Ces neurobiologistes, américain et suédois, ont travaillé dans les années 60-80 sur la fonction visuelle chez le chat.
Ils obtiendront le prix Nobel de physiologie ou médecine en 1981 pour « leurs découvertes concernant le traitement de l'information dans le système visuel ».
Chez le chat, la vision devient fonctionnelle vers l'âge d'une semaine
(période néonatale)
par l'ouverture des paupières et la maturité du cortex sensoriel
visuel.
Ces scientifiques ont soumis des chatons à des privations sensorielles en les plaçant dans des environnements visuels contrôlés à différentes étapes de leur développement et durant des périodes plus ou moins longues.
A la naissance, le cortex visuel est très immature et la plupart des synapses doivent encore se former.
La non-utilisation de ses synapses provoque des changements dans la structure
et dans le fonctionnement des voies
optiques.
1er temps : Dans l'une de ces expériences, des chatons étaient placés dans un environnement constitué de rayures orientées dans une seule direction (verticale, par exemple) quelques heures par jour, ceci depuis l'âge de 1 semaine jusqu'à l'âge de 6 semaines.
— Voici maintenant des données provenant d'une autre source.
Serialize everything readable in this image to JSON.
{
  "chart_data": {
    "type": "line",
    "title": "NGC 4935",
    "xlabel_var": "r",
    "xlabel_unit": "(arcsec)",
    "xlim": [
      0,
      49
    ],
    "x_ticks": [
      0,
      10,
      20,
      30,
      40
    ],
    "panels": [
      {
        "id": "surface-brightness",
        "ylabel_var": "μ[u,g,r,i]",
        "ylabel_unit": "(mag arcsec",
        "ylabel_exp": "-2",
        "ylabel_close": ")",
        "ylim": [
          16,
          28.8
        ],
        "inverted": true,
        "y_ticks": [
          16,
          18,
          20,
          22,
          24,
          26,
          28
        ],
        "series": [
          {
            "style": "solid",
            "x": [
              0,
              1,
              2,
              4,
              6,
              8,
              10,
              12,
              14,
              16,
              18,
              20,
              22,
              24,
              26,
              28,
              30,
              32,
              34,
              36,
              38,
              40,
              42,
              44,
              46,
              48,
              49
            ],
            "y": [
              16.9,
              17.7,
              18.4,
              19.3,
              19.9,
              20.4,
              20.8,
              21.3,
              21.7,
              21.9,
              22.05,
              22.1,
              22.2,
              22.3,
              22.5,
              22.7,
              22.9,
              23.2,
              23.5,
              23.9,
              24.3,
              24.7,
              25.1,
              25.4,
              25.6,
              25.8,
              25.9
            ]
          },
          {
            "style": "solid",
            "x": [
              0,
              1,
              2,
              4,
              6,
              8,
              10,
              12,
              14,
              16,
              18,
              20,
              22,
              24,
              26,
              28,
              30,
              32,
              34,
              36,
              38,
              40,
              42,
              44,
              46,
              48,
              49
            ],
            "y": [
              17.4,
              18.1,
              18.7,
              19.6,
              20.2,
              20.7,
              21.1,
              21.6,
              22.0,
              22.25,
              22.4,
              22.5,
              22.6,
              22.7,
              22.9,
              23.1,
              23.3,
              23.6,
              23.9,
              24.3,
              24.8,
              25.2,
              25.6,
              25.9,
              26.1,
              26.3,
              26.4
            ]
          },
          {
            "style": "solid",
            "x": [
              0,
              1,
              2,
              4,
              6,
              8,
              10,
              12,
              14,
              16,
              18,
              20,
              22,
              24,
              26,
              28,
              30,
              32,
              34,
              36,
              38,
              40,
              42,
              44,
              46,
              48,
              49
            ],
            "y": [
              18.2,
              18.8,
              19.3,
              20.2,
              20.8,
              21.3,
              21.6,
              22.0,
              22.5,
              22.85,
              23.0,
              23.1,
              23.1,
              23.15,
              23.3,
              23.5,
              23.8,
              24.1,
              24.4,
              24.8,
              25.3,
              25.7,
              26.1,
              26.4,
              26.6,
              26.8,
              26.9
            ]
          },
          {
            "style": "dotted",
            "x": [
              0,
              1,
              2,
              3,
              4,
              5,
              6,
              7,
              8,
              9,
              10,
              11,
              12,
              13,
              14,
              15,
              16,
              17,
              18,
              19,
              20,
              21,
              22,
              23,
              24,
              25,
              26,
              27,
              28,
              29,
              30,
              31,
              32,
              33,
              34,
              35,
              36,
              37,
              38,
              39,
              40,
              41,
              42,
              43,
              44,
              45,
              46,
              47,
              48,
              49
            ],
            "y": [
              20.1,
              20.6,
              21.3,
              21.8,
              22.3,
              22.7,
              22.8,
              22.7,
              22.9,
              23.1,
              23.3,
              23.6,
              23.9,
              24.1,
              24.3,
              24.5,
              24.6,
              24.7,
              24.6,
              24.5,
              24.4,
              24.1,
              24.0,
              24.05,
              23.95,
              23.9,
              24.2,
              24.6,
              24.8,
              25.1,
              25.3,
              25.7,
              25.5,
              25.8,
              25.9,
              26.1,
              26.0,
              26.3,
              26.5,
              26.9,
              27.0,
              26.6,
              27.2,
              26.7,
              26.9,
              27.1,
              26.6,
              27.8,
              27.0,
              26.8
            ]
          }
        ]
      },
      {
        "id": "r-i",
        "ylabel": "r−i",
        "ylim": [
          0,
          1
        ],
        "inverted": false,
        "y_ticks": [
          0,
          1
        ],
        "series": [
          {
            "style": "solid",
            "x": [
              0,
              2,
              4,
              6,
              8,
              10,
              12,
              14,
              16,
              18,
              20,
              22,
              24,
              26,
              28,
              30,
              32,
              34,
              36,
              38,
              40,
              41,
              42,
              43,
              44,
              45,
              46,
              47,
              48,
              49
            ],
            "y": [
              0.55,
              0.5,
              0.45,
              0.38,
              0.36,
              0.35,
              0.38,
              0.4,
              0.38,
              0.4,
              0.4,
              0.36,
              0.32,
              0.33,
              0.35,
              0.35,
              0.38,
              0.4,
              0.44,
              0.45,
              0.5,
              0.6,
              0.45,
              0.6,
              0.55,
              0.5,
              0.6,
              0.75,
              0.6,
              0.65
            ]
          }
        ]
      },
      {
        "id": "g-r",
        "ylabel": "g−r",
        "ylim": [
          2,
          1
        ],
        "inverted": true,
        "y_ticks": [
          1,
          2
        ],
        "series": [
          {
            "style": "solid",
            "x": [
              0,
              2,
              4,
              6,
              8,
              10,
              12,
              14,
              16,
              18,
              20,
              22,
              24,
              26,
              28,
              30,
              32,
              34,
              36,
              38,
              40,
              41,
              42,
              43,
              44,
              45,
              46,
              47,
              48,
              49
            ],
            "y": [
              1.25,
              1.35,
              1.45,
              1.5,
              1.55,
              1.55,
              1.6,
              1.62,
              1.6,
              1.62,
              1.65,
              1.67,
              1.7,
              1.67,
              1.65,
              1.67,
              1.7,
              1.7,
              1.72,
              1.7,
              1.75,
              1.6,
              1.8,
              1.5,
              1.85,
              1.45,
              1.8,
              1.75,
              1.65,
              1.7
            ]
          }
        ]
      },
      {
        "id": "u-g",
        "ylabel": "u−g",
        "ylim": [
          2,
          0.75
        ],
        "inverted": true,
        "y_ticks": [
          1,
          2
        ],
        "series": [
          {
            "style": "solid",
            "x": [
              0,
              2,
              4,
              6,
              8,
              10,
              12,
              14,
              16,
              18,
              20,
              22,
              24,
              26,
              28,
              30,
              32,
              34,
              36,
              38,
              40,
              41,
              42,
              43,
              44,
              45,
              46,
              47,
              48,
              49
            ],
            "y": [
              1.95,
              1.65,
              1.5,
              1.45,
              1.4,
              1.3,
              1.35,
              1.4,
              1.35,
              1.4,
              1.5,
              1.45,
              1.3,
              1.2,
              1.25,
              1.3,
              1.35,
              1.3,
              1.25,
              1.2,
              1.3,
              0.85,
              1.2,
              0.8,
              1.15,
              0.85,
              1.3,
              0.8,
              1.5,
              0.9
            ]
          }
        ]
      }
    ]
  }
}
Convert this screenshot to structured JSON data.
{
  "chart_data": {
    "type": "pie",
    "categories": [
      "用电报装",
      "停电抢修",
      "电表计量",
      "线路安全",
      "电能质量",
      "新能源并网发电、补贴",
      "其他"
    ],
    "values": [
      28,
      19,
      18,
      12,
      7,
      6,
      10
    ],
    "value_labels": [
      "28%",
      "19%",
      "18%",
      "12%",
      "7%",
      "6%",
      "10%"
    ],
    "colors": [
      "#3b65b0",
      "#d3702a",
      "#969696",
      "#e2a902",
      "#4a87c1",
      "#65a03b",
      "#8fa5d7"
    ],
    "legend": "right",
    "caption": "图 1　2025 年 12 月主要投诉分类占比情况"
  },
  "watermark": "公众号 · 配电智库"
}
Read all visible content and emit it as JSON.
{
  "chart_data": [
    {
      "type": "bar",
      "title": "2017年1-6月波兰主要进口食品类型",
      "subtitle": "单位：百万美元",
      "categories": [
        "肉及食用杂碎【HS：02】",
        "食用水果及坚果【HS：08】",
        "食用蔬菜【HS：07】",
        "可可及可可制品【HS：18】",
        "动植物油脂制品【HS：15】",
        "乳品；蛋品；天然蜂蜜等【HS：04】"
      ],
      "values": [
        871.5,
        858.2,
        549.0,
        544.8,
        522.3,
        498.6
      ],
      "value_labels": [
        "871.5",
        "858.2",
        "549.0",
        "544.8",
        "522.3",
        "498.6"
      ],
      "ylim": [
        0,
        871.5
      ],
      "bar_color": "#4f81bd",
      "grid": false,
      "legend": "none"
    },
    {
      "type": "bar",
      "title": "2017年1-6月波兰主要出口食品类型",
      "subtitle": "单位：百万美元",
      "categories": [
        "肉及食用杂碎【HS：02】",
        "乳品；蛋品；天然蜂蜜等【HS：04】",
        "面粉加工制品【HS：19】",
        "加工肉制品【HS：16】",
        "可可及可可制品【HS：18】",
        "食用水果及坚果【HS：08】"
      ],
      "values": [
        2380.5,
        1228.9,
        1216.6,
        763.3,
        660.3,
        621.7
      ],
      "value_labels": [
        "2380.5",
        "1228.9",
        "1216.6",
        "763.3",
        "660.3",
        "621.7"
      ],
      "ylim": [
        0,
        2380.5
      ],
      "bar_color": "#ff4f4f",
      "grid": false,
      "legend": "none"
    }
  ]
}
Durant les périodes d'exposition à l'environnement visuel contrôlé, les chatons étaient munis de collerettes les empêchant de voir leur propre corps. En dehors de ces périodes, les animaux étaient maintenus dans l'obscurité, en compagnie de leur mère et du reste de la portée.
2ème temps : à l'issue de la période de privation, ces chatons ont été replacés dans un environnement visuel normal.
Sur le plan comportemental, ces chatons montraient de grandes difficultés
à détecter des objets allongés dans la direction horizontale
ou se déplaçant dans cette direction.
Des enregistrements électrophysiologiques ont été réalisés dans le cortex visuel primaire de ces chatons, et en particulier dans la couche IV.
Un neurone A répondra par exemple de façon
maximale à la présentation d'une barre lumineuse orientée
dans la direction verticale. Il répondra moins à une barre
inclinée de 10° par rapport à la verticale, et ne répondra
plus du tout à une barre inclinée à 15°.
Chez un individu placé dans un environnement normal, des populations de neurones se spécialisent par apprentissage, pendant une période donnée, dans la détection d'une direction particulière : l'animal peut donc toutes les percevoir.
1. Chez les chatons élevés dans un environnement visuel exclusivement constitué de rayures verticales en revanche, les enregistrements électrophysiologiques montrent qu'aucun neurone ou presque n'est activé par la présentation de barres lumineuses orientées dans la direction horizontale.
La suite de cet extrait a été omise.